The high court has asked the state primary education board to produce the digitised OMR sheet of a candidate who wrote the teachers’ eligibility test (TET) 2017 after the candidate claimed that the hard copy of the OMR sheet, which the board gave to her, was not hers.
Justice Amrita Sinha gave the order on Friday.
The test, which is to shortlist candidates for teachers’ jobs in government-aided primary schools, was held in 2021 following a notification in 2017.
Tina Mukhopadhyay, who wrote TET, sought a hard copy of the OMR from the board in April 2022 after she failed to clear the test.
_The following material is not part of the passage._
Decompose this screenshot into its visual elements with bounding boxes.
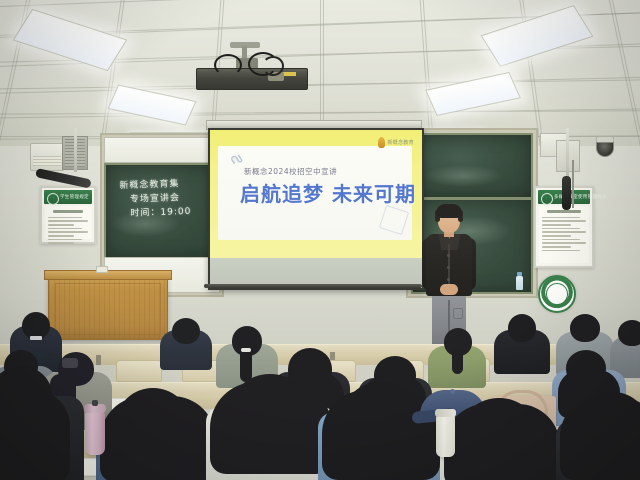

Sudipta Dasgupta, a lawyer representing Mukhopadhyay, said they moved the court as the photocopy of the OMR that the board gave to Mukhopadhyay was not that of his client.
The board on Friday placed before the court a resolution in which it stated that the hard copies of answer scripts of TET 2017, whose results were published on January 10, 2022, were destroyed under the instructions of the then board president, Manik Bhattacharya. A notice was issued by the board on January 20, 2022, which stated that it would issue OMR sheets of TET 2017 to applicants who would apply by April 19, 2022.
The copy of the resolution said: “In spite of this, as per verbal instruction of the then board president, a letter was issued to the confidential section obstructing a recycling of OMR sheets while only preserving the data digitally.”
“The members of the new committee expressed their dissent on the matter and noted that the decision of scrapping TET-20-17 OMR sheets was singularly taken by the then president without any resolution of the ad-hoc committee.”
The court on Friday asked the board to produce a digitized copy of the petitioner’s OMR.